Tool-use RL is failing at the brackets, not the tools
A new arXiv paper shows agentic RL can break tool calling through tiny control-token failures, not lost capability, and that interleaving SFT helps. The catch is familiar: training for the format can stabilize agents while making them brittle outside the format.
Agent training has a boring failure mode that matters more than the demo reels suggest: the model does not forget how to use the tool. It forgets how to say the magic words around the tool.
That is the useful finding in the arXiv paper, listed under both cs.CL and cs.LG, “Why Multi-Step Tool-Use Reinforcement Learning Collapses and How Supervisory Signals Fix It.” The authors studied multi-step tool-use reinforcement learning and found cases of catastrophic collapse, where performance drops sharply and the tool invocation structure breaks.
The key detail: the underlying tool-use ability can remain intact. The failure can come from probability spikes on specific control tokens. In plain English, the model starts overproducing or misplacing the little structural tokens that tell the runtime where a tool call begins, ends, or slots into a sequence.
That is not a philosophical problem. It is an interface problem with training dynamics attached.
The agent breaks at the protocol layer
A lot of agent talk treats tool use as reasoning plus API access. But deployed tool use is also protocol discipline. The model has to produce a valid structure, call the right thing, pass the right arguments, read the result, then continue without corrupting the next step.
RL can reward eventual success, but multi-step tool use gives the optimizer many ways to get weird before it gets good. If a small formatting behavior happens to correlate with reward early in training, it can get amplified. The authors report “unexpected probability spikes” in control tokens. Once that happens, the agent’s execution format falls apart, even if the model could still solve the task in another wrapper.
This maps to what builders see in production. The model is “smart” in the transcript, then it emits invalid JSON. Or it selects the right tool with malformed parameters. Or it gets through step three and then forgets the calling convention. The capability is there. The contract is broken.
Supervision helps, but it teaches the map too well
The authors tested several supervisory signals, including off-policy supervision, hints, supervision from erroneous examples, and different schedules for mixing those signals with RL. Their strongest practical result is that interleaving supervised fine-tuning with RL improves training stability.
That makes sense. SFT keeps the model anchored to valid trajectories while RL pushes on task success. One signal says “win.” The other says “do not tear up the rails while trying to win.”
But the paper also reports a catch: interleaved SFT plus RL degraded under format and content out-of-distribution evaluation. That is the part I would underline. Supervision can stabilize the behavior you show it, but it can also make the agent too attached to that behavior’s surface form. If your training traces all look like one tool schema, one prompt wrapper, one task family, you may be buying stability by narrowing the agent’s comfort zone.

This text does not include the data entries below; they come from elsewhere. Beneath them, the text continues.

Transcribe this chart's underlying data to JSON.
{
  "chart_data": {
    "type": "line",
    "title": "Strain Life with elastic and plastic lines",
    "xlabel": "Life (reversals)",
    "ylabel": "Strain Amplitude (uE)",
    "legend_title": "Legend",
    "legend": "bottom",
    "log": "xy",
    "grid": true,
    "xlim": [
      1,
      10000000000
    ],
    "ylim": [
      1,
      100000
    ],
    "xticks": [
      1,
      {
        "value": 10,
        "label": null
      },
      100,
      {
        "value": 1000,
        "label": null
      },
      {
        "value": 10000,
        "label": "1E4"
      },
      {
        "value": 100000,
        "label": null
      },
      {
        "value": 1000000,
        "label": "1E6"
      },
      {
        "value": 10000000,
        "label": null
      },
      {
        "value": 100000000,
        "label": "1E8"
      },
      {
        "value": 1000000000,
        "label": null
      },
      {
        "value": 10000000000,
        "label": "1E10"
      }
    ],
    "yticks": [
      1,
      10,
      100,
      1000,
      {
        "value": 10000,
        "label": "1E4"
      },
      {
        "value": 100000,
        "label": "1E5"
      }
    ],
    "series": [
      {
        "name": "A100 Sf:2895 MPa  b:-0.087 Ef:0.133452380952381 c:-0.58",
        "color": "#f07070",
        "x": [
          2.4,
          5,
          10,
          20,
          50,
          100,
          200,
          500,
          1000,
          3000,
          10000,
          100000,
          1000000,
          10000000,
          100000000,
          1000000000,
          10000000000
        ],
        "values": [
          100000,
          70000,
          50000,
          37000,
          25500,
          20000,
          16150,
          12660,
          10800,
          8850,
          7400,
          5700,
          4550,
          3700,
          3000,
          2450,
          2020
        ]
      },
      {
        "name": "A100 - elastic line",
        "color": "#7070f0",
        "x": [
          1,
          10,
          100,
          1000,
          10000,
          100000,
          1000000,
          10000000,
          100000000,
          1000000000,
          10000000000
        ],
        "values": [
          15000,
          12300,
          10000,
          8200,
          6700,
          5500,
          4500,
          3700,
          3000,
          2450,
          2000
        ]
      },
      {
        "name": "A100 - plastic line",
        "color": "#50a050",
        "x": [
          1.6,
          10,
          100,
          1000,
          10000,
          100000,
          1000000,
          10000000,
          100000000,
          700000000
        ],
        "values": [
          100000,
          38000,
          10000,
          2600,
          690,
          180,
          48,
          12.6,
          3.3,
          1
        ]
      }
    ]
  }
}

This is the trade I keep seeing in agent work. More scaffolding reduces chaos. Too much scaffolding becomes a costume the model cannot remove.
The lesson is not “RL is broken”
The better lesson is that agent RL needs instrumentation below the reward curve. If you only watch task success, collapse looks mysterious. If you watch token distributions around tool syntax, invalid call rates, argument repair frequency, and per-step survival through the tool chain, collapse becomes easier to catch.
The authors also looked at learning rates and generalization, which matters because these failures are not just dataset issues. They are training dynamics issues. A model can be pushed into a brittle local behavior by the optimizer, not merely by bad examples.
I like this paper because it makes agent failure less magical. Multi-step tool use is not one skill. It is a stack: task reasoning, protocol formatting, state tracking, tool selection, argument construction, observation use, and recovery. RL pressure can improve parts of the stack while damaging another part.
Practitioner’s take: if you are training or fine-tuning tool-using agents, do not just add RL and stare at final reward. Track structural validity as a first-class metric. Mix in supervised traces during training, especially for long tool chains, but test against changed formats, renamed tools, shuffled schemas, and tasks outside the training pattern. The catch most teams miss is that a stable agent in your harness may be a brittle agent wearing your harness as a crutch.